In Continental Cas. Co. v. Parker, 161 Ga. App. 614 (288 SE2d 776)
, we affirmed the trial court's denial of Continental's motion for summary judgment, where Continental asserted that the term "occurrence' in the policy did not cover the incident between Waldrep and Parker and could not be considered accidental.
We said: "[T]he trial court was correct in denying summary judgment to Continental despite the fact that any intentional acts of the insured are excluded by the policy. The evidence is in conflict with regard to the altercation that took place between Parker and Waldrep. Parker claims that he did not assault Waldrep but rather he had grabbed Waldrep to keep from falling into a ditch and that both he and Waldrep fell into the ditch together. Waldrep, in fact, amended his complaint to include a count in negligence. Viewing the evidence most strongly in favor of the respondent on summary judgment, as we must, we cannot say as a matter of law, Parker's acts were intentional and thus excluded by the policy of insurance. However, if a jury finds that Parker intended to cause harm to Waldrep, the resulting damage may be considered both intentional and expected, as contemplated by the exclusion of coverage." Id. at 616-7.

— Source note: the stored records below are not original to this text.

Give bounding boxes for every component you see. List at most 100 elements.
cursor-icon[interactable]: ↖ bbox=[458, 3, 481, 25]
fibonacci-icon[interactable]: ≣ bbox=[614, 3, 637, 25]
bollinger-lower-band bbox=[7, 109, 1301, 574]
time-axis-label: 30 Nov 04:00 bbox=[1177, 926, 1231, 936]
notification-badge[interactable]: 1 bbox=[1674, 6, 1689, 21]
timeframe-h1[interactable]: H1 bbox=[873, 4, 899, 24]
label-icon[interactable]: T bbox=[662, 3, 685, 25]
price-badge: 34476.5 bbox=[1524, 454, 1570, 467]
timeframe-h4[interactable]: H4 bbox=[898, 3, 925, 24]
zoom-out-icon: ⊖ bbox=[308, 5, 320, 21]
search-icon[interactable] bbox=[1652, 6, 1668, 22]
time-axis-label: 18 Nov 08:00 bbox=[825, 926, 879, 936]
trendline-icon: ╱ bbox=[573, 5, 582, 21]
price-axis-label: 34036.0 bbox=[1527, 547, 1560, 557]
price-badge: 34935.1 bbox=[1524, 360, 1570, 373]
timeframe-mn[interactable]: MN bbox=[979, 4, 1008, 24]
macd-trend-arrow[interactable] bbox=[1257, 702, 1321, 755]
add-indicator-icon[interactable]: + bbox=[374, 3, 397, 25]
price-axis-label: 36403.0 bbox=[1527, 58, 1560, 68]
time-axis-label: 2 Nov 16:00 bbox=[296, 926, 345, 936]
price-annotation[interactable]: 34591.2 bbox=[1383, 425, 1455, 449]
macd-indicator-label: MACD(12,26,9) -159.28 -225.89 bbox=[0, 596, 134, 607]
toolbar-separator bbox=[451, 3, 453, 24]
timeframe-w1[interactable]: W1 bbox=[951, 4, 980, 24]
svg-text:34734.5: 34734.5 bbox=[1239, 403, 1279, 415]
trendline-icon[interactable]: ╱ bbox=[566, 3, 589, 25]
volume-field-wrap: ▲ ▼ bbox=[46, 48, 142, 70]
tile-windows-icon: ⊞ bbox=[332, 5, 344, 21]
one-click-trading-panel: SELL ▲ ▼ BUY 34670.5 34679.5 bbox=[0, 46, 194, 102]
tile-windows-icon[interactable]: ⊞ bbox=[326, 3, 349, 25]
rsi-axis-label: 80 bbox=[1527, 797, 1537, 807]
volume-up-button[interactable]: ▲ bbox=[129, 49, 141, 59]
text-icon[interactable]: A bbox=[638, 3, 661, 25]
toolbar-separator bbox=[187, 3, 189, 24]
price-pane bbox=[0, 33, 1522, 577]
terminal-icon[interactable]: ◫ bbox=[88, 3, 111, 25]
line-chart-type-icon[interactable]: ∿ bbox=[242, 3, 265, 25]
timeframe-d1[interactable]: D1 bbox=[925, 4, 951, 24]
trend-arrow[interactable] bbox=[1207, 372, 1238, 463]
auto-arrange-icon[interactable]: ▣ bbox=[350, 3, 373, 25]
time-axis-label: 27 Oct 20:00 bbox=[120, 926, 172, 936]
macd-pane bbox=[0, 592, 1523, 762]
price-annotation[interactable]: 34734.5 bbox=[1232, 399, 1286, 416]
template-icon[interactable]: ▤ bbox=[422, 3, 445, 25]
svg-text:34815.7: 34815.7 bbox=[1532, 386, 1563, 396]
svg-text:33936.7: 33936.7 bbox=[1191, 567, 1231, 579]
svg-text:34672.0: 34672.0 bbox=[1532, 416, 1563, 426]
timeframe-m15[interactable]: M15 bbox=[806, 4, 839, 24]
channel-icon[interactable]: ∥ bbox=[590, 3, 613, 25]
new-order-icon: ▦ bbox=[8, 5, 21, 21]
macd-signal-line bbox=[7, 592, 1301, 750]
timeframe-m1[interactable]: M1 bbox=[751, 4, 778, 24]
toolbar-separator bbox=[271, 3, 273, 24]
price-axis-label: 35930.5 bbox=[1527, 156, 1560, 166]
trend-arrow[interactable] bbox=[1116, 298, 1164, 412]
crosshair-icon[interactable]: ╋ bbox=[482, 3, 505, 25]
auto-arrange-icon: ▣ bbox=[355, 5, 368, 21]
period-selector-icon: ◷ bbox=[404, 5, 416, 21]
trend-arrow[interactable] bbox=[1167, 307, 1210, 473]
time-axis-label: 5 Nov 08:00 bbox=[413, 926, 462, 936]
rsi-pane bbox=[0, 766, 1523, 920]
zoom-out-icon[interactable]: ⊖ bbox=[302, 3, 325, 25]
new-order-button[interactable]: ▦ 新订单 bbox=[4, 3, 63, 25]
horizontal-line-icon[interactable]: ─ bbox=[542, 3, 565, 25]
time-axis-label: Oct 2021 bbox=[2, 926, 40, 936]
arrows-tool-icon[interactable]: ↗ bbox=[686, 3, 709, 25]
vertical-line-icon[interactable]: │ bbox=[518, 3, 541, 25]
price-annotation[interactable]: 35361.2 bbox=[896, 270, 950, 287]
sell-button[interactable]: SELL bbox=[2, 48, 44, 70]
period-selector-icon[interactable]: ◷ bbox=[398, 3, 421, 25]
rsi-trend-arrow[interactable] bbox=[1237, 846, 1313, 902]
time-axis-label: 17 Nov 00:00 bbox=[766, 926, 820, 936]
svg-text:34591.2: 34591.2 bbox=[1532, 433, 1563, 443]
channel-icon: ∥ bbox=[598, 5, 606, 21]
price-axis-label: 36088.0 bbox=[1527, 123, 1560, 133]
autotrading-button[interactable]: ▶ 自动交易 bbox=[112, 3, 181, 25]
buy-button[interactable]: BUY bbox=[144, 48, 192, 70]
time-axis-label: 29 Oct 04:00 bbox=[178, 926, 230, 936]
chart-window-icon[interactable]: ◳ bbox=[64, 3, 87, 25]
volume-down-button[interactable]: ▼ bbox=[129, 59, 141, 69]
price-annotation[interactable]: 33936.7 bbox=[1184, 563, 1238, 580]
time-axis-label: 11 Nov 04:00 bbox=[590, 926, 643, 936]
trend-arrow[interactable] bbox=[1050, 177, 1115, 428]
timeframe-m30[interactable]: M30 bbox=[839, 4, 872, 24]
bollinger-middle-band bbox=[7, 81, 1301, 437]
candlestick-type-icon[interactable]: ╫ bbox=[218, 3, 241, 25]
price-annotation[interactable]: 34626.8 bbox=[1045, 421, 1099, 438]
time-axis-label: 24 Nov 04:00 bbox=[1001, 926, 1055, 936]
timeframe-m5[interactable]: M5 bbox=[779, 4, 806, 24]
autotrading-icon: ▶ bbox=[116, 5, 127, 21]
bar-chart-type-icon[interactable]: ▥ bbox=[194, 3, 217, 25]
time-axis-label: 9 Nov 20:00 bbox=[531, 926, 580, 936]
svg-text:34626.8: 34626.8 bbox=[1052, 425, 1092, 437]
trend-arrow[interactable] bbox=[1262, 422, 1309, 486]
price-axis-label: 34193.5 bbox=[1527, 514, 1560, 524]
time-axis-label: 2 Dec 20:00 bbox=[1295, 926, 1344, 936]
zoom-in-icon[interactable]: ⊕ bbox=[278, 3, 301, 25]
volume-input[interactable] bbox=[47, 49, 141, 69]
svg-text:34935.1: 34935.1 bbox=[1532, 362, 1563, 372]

Thereafter the case proceeded to trial before a jury on the issue of whether Parker expected or intended to cause bodily injury to Waldrep. The jury answered the question in the negative and judgment was thereupon entered against Continental, from which this appeal is taken. Held:
1. Appellant urges as error the giving of the following charge referring to the conduct of Parker and requested by appellees: "[A] person shall not be found guilty of a wrongful act when at the time of the act such person because of an injury acted as he did because of a delusional compulsion as to such act which overmastered his will to resist committing such wrongful act."
This charge was taken from OCGA 16-3-3
(formerly Code Ann. 26-703), which is the insanity defense of delusional compulsion to a criminal prosecution. Such a charge is not applicable in a civil action.
" '[T]he rule is that an insane person is liable for his torts the same as a sane person, except for those torts in which malice, and therefore intention, is a necessary ingredient . . .' " Central of Ga. R. Co. v. Hall, 124 Ga. 322, 333 (52 SE 679). Accord, Sauers v. Sack, 34 Ga. App. 748 (1) (131 SE 98); 15 EGL 252, Insanity, 35; 41 AmJur2d 641-644, Incompetent Persons, 104, 105; Annotation, 77 ALR2d 625, Civil Liability of Insane or Other Mentally Disordered Person for Assault or Battery, 2, 4.
Sauers v. Sack, 34 Ga. App. 748 (headnote 1), supra.
Thus, it is clearly error to give an exculpatory insanity or delusional compulsion charge as a defense to a civil action for assault or battery seeking compensatory damages.
If it is error to give such a charge in a civil action for assault or battery, we conclude that it is also error to give such a charge in a collateral action as in the instant case. If the defense cannot be used to determine Parker's ultimate liability, it certainly should not be used in determining his insurer's coverage of Parker.
Parker testified that when he and Waldrep fell into the ditch, he struck the manhole on the way down injuring his back and they both ended up under water; that the fall knocked the breath out of him and stunned him so that he was unconscious for about 30 seconds; and that although he denied striking Waldrep he admitted that he could have struck him while he was in the stunned or unconscious state. We find that this testimony is evidence from which the jury may have determined that Parker was momentarily suffering from a delusional compulsion and struck Waldrep. As we cannot say as a matter of law that the erroneous charge did not influence the jury in arriving at its finding, we find the charge to be reversible error.
2. The remaining allegations of error are either not meritorious or are not likely to recur in the event of a retrial of the issue.
Howard H. Johnston, B. Royce Bell, for appellees.